John Elkann expliquait lui-même :
« Quand on travaille bien avec quelqu’un, il est important de continuer à bien travailler. »
Très bien.
Nous allons maintenant découvrir combien de défaites entre dans la définition ferrariste de « continuer ».
Car la pression ne relève plus seulement des réseaux sociaux. La presse italienne s’interroge ouvertement sur la continuité du Français, tandis que The Race rapporte que le désastre de Monza a été très mal reçu au plus haut niveau de Ferrari. Le média pose désormais explicitement la question d’un réexamen de la position de Vasseur.
Et puisqu’une crise Ferrari ne serait pas totalement une crise Ferrari sans un grand nom disponible, celui de Christian Horner revient déjà dans les spéculations. The Race rappelle que l’ancien patron de Red Bull avait autrefois refusé Ferrari malgré une démarche personnelle d’Elkann et s’interroge sur une éventuelle nouvelle tentative. À ce stade, aucune négociation actuelle n’est confirmée.

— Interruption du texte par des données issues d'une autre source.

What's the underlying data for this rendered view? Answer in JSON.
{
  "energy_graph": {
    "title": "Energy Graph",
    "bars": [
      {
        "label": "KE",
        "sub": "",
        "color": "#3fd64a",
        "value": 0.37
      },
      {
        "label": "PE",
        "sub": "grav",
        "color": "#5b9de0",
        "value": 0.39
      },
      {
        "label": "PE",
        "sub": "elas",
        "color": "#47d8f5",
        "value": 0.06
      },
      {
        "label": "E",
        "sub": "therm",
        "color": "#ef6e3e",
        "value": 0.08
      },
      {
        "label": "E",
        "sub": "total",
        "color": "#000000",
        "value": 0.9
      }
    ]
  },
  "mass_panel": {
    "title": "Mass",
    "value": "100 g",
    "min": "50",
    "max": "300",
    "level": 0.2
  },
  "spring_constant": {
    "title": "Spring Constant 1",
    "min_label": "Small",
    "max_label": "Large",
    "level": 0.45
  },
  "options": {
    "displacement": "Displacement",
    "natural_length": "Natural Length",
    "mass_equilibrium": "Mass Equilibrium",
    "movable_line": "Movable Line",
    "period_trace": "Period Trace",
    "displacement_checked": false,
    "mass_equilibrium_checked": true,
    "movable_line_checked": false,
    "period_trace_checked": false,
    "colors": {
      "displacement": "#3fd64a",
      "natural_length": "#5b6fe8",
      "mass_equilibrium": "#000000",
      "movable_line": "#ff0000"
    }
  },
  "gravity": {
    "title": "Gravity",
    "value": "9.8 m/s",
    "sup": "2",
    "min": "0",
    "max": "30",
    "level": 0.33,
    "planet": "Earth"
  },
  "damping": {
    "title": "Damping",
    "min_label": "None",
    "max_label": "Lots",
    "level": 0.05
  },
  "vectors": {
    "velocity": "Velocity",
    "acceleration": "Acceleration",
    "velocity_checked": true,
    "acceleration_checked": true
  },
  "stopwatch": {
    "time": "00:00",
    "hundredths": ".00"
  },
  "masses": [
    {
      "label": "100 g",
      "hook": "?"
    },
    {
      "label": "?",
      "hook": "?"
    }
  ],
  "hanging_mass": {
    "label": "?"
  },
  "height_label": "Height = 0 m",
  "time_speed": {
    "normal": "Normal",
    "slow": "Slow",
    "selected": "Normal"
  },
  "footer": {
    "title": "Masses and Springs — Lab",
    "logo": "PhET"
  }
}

Madrid : déjà beaucoup plus qu’un simple Grand Prix
Vasseur veut maintenant regarder vers Madrid. Il assure que les caractéristiques du prochain circuit devraient mieux convenir à la SF-26 et répète qu’il faut continuer à pousser. Il a probablement raison techniquement. Politiquement, en revanche, le contexte vient de changer.
Il y a quelques semaines encore, Fred Vasseur dirigeait un projet Ferrari construit sur la durée. Après Zandvoort et surtout Monza, il pourrait désormais devoir démontrer course après course qu’il mérite d’en voir l’aboutissement.
Chez Ferrari, les contrats sont pluriannuels. La patience, beaucoup moins.